Deux amendements ont été votés hier soir au Parlement. Le premier permettra un accès plus aisé aux classes préparatoires pour les jeunes issus de milieux modestes, mais le second met fin à la gratuité de ce cursus. Si la gauche défend son projet comme une mesure juste visant à financer les fonds pour les boursiers, l'opposition quant à elle s'insurge...
C'est peu après minuit, dans la nuit de jeudi 23 à vendredi 24 mai, que Vincent Feltesse et Jérôme Guedj, députés PS, ont réussi à faire adopter par l'Assemblée nationale, avec l'appui du gouvernement et du parti centriste UDI, un amendement qui ouvre un nouveau droit aux lycéens. "Nous savons que 150 lycées, sur les 2 200 de France, n'envoient aucun élève en classes préparatoires, où il y a pourtant 7 000 places non pourvues. Nous voulons combattre l'autocensure qui fait que de bons lycéens ne s'autorisent pas à postuler à des cursus sélectifs et lutter contre la ségrégation sociale et spatiale", a plaidé M. Guedj.

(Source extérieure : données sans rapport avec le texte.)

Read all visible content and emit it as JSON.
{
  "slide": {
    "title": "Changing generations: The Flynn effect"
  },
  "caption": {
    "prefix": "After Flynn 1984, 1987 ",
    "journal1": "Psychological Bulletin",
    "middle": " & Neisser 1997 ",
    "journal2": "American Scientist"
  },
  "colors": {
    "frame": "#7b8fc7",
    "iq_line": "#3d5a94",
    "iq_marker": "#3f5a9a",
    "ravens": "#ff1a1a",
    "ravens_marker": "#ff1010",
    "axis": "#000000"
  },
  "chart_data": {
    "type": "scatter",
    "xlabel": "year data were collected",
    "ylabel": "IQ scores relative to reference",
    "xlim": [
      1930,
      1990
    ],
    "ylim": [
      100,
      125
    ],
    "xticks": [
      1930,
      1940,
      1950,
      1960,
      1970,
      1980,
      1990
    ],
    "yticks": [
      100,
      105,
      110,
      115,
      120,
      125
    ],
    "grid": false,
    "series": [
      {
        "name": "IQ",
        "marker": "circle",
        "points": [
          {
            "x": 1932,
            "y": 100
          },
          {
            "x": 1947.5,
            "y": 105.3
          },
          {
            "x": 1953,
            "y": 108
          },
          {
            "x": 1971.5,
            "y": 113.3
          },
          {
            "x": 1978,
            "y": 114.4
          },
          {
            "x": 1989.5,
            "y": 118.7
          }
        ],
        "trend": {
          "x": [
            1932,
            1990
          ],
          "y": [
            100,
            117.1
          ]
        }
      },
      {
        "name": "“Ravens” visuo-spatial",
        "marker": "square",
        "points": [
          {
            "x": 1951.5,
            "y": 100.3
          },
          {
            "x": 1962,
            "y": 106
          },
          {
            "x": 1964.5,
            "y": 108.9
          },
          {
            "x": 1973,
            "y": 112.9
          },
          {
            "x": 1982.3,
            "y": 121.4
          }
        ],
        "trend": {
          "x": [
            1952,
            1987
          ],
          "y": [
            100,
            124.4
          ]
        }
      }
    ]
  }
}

La mesure consiste donc à demander aux recteurs d'académie, une fois les résultats du bac publiés, de vérifier que tous les élèves qui ont obtenu de bonnes notes ont bien bénéficié du droit d'accès à une formation où une sélection est opérée. Ce dispositif innovant devra être précisé par un décret qui fixera le pourcentage minimal de places réservées à ces élèves et le niveau des notes requis.
Un autre amendement, toujours présenté par M. Feltesse, aussi rapporteur de la loi, a été adopté, cette fois contre l'avis du gouvernement. Il met fin à la gratuité des études en classes préparatoires en demandant des droits d'inscription d'un montant symbolique (à titre d'exemple, les frais universitaires, en première année, s'élèvent à 181 euros).
"L'origine sociale des élèves de classes prépas est particulièrement favorisée, puisque 51 % d'entre eux ont des parents cadres supérieurs ou exerçant des professions intellectuelles. Or, le coût moyen dépensé par la collectivité, par élève de classe prépa, est de 15 240 euros par an, contre 8 080 euros à l'université", a argumenté M. Feltesse. "C'est une mesure symbolique, qui rapportera quelques millions d'euros et alimentera un fonds pour les boursiers."
L'opposition a été un peu prise de court par cet amendement surprise : "C'est une fausse bonne idée, que vous nous présentez au milieu de la nuit", a rétorqué Patrick Hetzel, député (UMP) d'Alsace, qui, tablette graphique en main, a rappelé que "même dans les lycées où il y a plus de 65 % d'élèves issus de milieu modeste, les 5 % en tête de classes sont des lycéens de milieu aisé. "Vous allez ainsi renforcer la discrimination que vous croyez combattre".
"Au contraire, ont répondu MM. Feltesse et Guedj, en ouvrant ce droit d'accès à tous, nous enrayerons le phénomène d'évitement des lycées ruraux, périphériques ou des zones urbaines sensibles." "Nous remettons en route l'ascenseur social et, dans la mesure où ce nouveau droit s'applique dans tous les lycées de France, il n'y aura pas de stigmatisation comme l'effet ZEP", renchérissait la députée (SRC) Marie-Françoise Bechtel, qui fut, entre 2000 et 2002, directrice de l'ENA.
A l'issue du vote, M. Feltesse confiait au Monde que cette mesure "est un débat déjà ancien, puisque le Parti socialiste, Manuel Valls, Jean-Marc Ayrault et François Hollande l'avaient incluse dans une proposition de loi déposée en 2005".
La mesure passe cependant très mal auprès des enseignants concernés : "Ce n'est pas un amendement symbolique, mais un amendement punitif, construit sur des idées reçues", s'indigne déjà Sylvie Bonnet, présidente de l'Union des professeurs de classes préparatoires scientifiques.